Unum asks the Court to reduce these hourly rates by 23% and to reduce the paralegals' rates to $50 to $200 per hour. Def.'s Opp'n Mot. Attorneys' Fees (“Def.'s Opp'n”) 15, ECF No. 64. Unum cites to cases where the rates found to be reasonable, particularly for paralegals, was less. Id. 13-14 & nn. 3-4. It also argues that the Court should disregard much of the evidence Graziano submitted because it is irrelevant or biased. See id. 12-13.
ii. Reasonableness of the Requested Rates
Considering all relevant factors, the Court concludes that the rates are reasonable once a 10% reduction is applied. One of the most important factors that favors finding the rates reasonable is that hundreds of the Firm's clients are willing to pay these rates. The evidence submitted also supports that the Firm and its attorneys specialize in high-stakes ERISA litigation and the Firm is highly regarded in the relevant legal community and by their clients. For example, the Firm's reputation and experience drove a high wage-earner, Edward Chung, to hire the Firm to handle his case brought in this District to recover ERISA long term disability benefits. See Riemer Aff. Ex. G ¶¶ 7-13, ECF No. 58-7. After succeeding on the merits of a bench trial, the Firm requested attorneys' fees, which were granted. See Chung v. Provident Life and Cas. Ins. Co., No. 21-CV-09344 (S.D.N.Y. Jan. 4, 2024). The court held that the rates (which were substantially similar to the rates requested for the same attorneys and paralegals) were reasonable. Id. at 2; Letter, ECF No. 69. Another court's recent approval of the Firm's rates is a compelling reason to find them reasonable here. In addition, the attorneys who worked on this case, particularly the partners, have significant experience, not only with ERISA litigation but also practicing in this District.

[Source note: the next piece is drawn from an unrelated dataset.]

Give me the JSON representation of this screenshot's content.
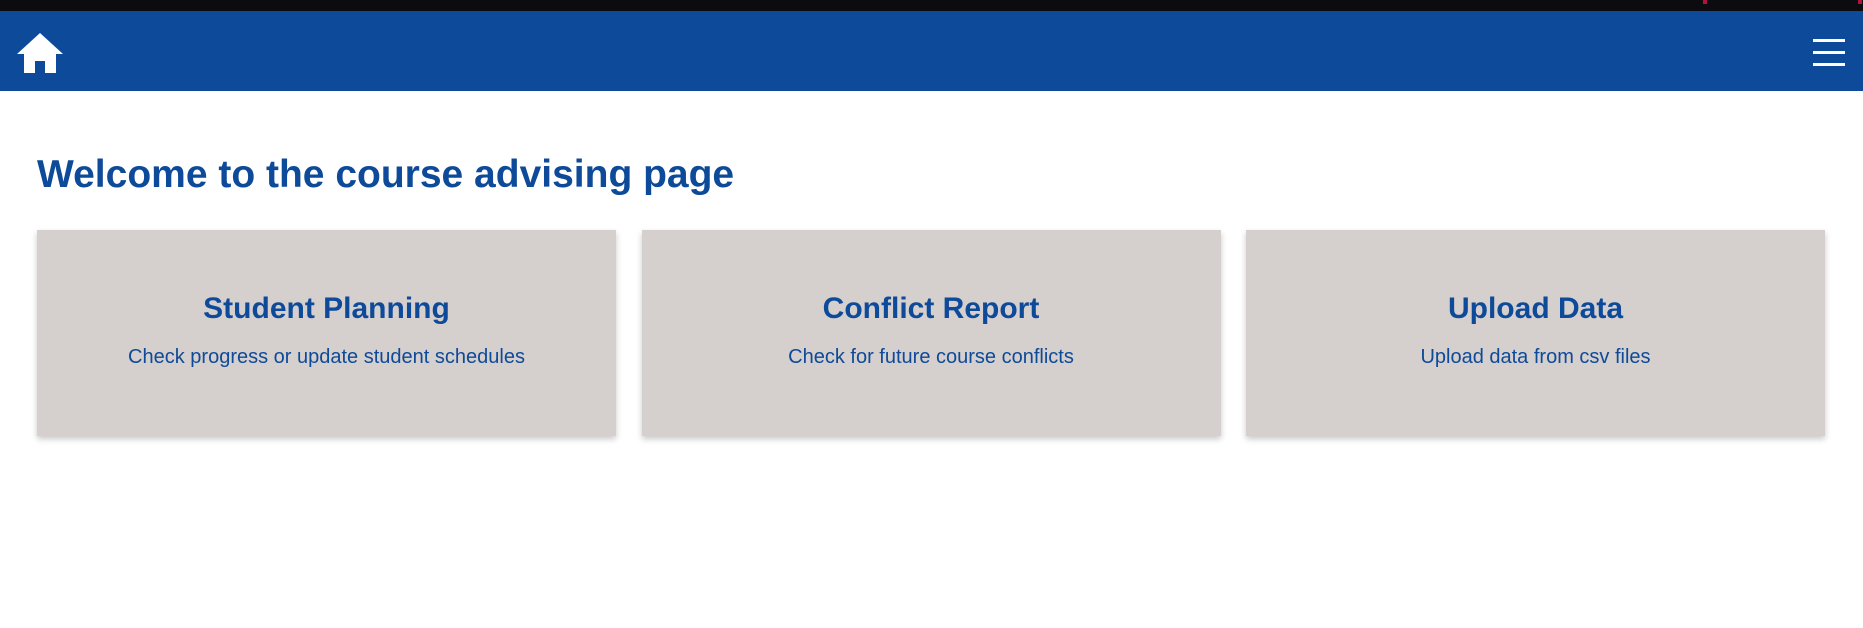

That said, Unum cites a few cases that give the Court pause in finding the proposed rates reasonable. In Dimopoulou v First Unum Life Insurance Co., a court in this District applied a 10% reduction to the rate requested by an experienced ERISA litigator, partner, and lead counsel. No. 13-CV-07159, 2021 WL 406741, at *4 (S.D.N.Y. Feb. 5, 2021). That partner is one whom Riemer asserts has “commensurate” rates for a New York City firm specializing in ERISA litigation with comparable “reputation and experience.” See Riemer Aff. ¶ 24. In addition, as recently as 2019, another court in this District found that hourly rates in ERISA cases ranged from $660 to $450 per hour for experienced partners and $300 to $125 per hour for associates. See Montefiore Med. Ctr. v. Loc. 272 Welfare Fund, No. 09-cv-3096, 2019 WL 4565099, at *6-7 (S.D.N.Y. Sept. 19, 2019) (collecting cases). These awards in similar cases suggest that the proposed rates are unreasonably high.
Therefore, a 10% reduction will bring the proposed rates closer to the prevailing market rates in the relevant community approved in ERISA cases in this District. Even with a 10% reduction, the modified rates-$788 (Riemer), $608 (Hess), $540 (Maddox); $432 (McIntyre); $315 (Cochrane); $293 (Wagner); $248 (Corneille-Renner)-are still above the rates found to be reasonable in other recent ERISA cases. However, the increase from rates previously found to be reasonable is deserved in this case given the reputation of the Firm, the experience of the attorneys and paralegals, and the nature and caliber of the work performed.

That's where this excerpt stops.